Mr Hovesen said he was inspired to move to Norfolk after meeting the late Ernest Cole, founder of the Winfarthing herd of Holstein cattle and pioneer of Rotary Club twinning links with Denmark, which is how the two men met.

'When I came here in 1987 as farm manager, the Salle Estate was in a continuous state of change,' said Mr Hovesen. 'It was influenced by commodity prices and new techniques, but there was no system. I think that is a key word.

'We were influenced by commodity prices. If wheat price went up, we planted the farm with wheat. If oilseed rape went down, we took it all out. There was a continuous change of policy. We realised that we had hit a plateau and we probably hit it before other people did.

'Then in the mid-90s I met the late John Forrest, who was a legendary farmer from Stonham Hall in Stowmarket. Through him, and the Morley Research Centre, I met some very interesting farming personalities including Peter Riley, agronomist with Prime Agriculture, and we established what has since been known as the Alpha Group.

'For the first time we started to look at the combination of factors in farming – soil, rotation, cultivation, application. We put more joined-up thinking into it and we established a seven-course rotation.

'It is not innovative, but we stick to it. We don't wander off it. We still get asked questions about: 'What if the prices went up?' But we don't change our opinion, because it is part of a long-term strategy.'

The same strategy, based on the seven-course rotation, spreads the farm's workload across the year, and diffuses the farm's commercial risk across different crops.

It also helps keep labour and equipment costs down, with just one combine used to cut about 1,400ha of combinable crops.

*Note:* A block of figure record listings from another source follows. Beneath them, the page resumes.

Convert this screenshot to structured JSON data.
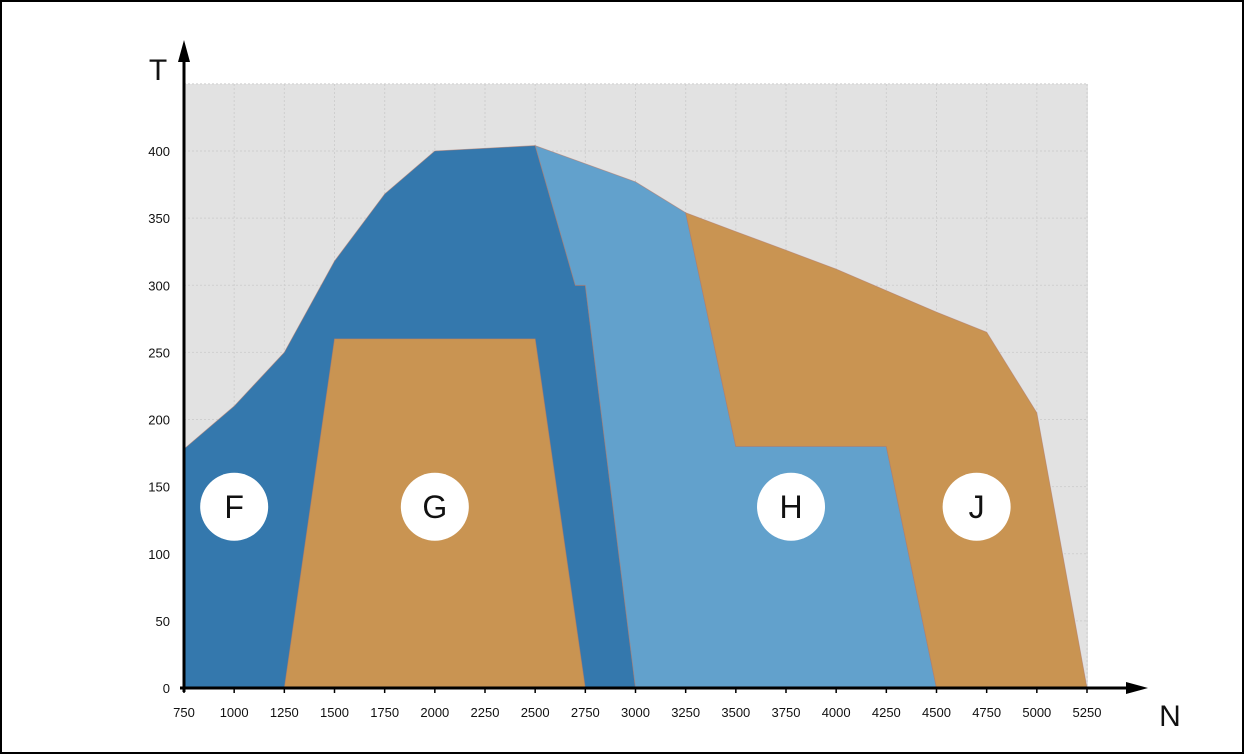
{
  "chart_data": {
    "type": "area",
    "xlabel": "N",
    "ylabel": "T",
    "xlim": [
      750,
      5250
    ],
    "ylim": [
      0,
      450
    ],
    "grid": true,
    "x_ticks": [
      750,
      1000,
      1250,
      1500,
      1750,
      2000,
      2250,
      2500,
      2750,
      3000,
      3250,
      3500,
      3750,
      4000,
      4250,
      4500,
      4750,
      5000,
      5250
    ],
    "y_ticks": [
      0,
      50,
      100,
      150,
      200,
      250,
      300,
      350,
      400
    ],
    "colors": {
      "plot_background": "#e2e2e2",
      "grid": "#cfcfcf",
      "dark_blue": "#3478ad",
      "light_blue": "#62a1cc",
      "orange": "#c99452",
      "label_circle": "#ffffff"
    },
    "regions": [
      {
        "name": "F",
        "fill": "dark_blue",
        "polygon": [
          [
            750,
            0
          ],
          [
            750,
            178
          ],
          [
            1000,
            210
          ],
          [
            1250,
            250
          ],
          [
            1500,
            318
          ],
          [
            1750,
            368
          ],
          [
            2000,
            400
          ],
          [
            2500,
            404
          ],
          [
            2700,
            300
          ],
          [
            2750,
            300
          ],
          [
            3000,
            0
          ]
        ],
        "label_at": [
          1000,
          135
        ]
      },
      {
        "name": "G",
        "fill": "orange",
        "polygon": [
          [
            1250,
            0
          ],
          [
            1500,
            260
          ],
          [
            2500,
            260
          ],
          [
            2750,
            0
          ]
        ],
        "label_at": [
          2000,
          135
        ]
      },
      {
        "name": "H",
        "fill": "light_blue",
        "polygon": [
          [
            2500,
            404
          ],
          [
            3000,
            377
          ],
          [
            3250,
            354
          ],
          [
            3500,
            180
          ],
          [
            4250,
            180
          ],
          [
            4500,
            0
          ],
          [
            3000,
            0
          ],
          [
            2750,
            300
          ],
          [
            2700,
            300
          ]
        ],
        "label_at": [
          3775,
          135
        ]
      },
      {
        "name": "J",
        "fill": "orange",
        "polygon": [
          [
            3250,
            354
          ],
          [
            3500,
            340
          ],
          [
            3750,
            326
          ],
          [
            4000,
            312
          ],
          [
            4250,
            296
          ],
          [
            4500,
            280
          ],
          [
            4750,
            265
          ],
          [
            5000,
            205
          ],
          [
            5250,
            0
          ],
          [
            4500,
            0
          ],
          [
            4250,
            180
          ],
          [
            3500,
            180
          ]
        ],
        "label_at": [
          4700,
          135
        ]
      }
    ]
  }
}
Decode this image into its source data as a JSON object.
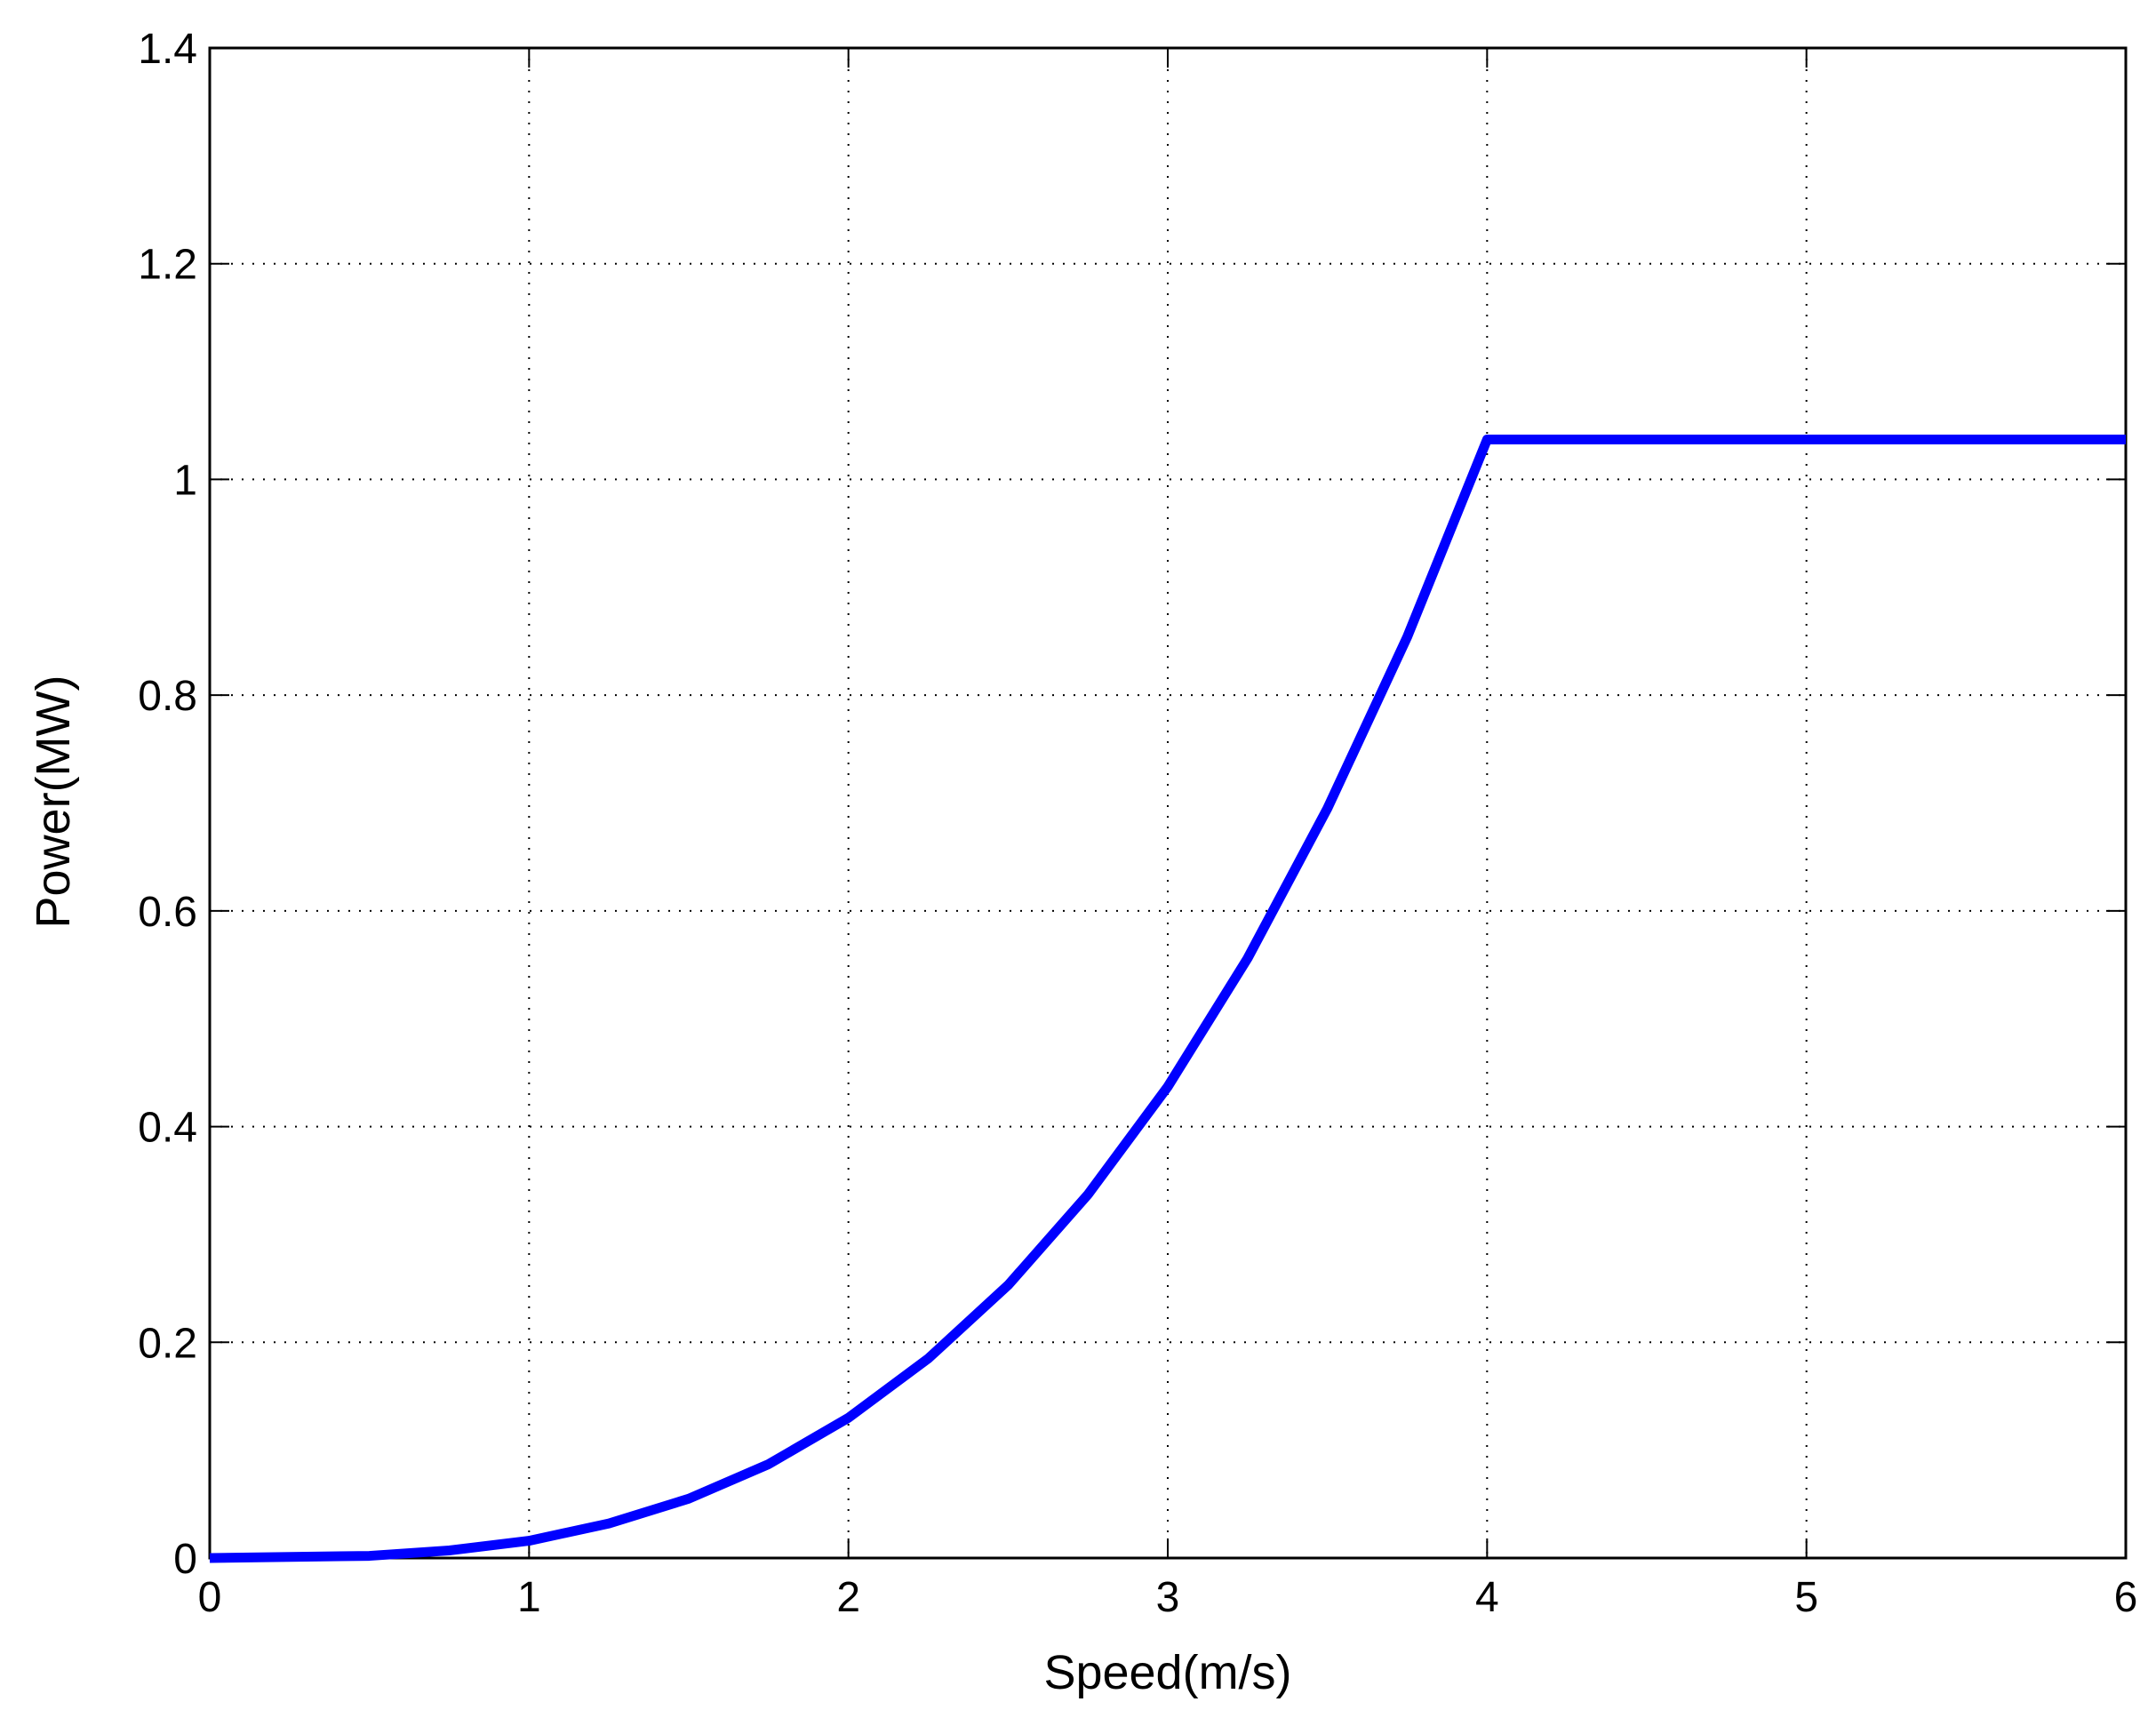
{
  "chart_data": {
    "type": "line",
    "x_label": "Speed(m/s)",
    "y_label": "Power(MW)",
    "x": [
      0,
      0.5,
      0.75,
      1,
      1.25,
      1.5,
      1.75,
      2,
      2.25,
      2.5,
      2.75,
      3,
      3.25,
      3.5,
      3.75,
      4,
      6
    ],
    "series": [
      {
        "color": "#0000ff",
        "values": [
          0,
          0.002,
          0.007,
          0.016,
          0.032,
          0.055,
          0.087,
          0.13,
          0.185,
          0.253,
          0.337,
          0.437,
          0.556,
          0.695,
          0.854,
          1.037,
          1.037
        ]
      }
    ],
    "xlim": [
      0,
      6
    ],
    "ylim": [
      0,
      1.4
    ],
    "xticks": [
      0,
      1,
      2,
      3,
      4,
      5,
      6
    ],
    "yticks": [
      0,
      0.2,
      0.4,
      0.6,
      0.8,
      1,
      1.2,
      1.4
    ],
    "grid": true
  }
}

The farm's remaining area comprises sugar beet, environmental features, grass and Christmas trees.

Average wheat yields have risen from a little over 9t/ha to nearly 11t/ha during the past 10 years, but Mr Hovesen said his 'pride and joy' are the sugar beet figures, which were below average in 2003, but have now risen above the mean curve – on land which he was initially told was unsuitable for the crop.

The farm has been undertaking rigorous soil sampling and yield mapping for 20 years, informing decisions on nutrient application and cultivation.

Mr Hovesen said: 'All these things need to be right, because nothing works if the biology in the soil is not right. You cannot add the higher science and technology into it if you have not got the fundamentals right.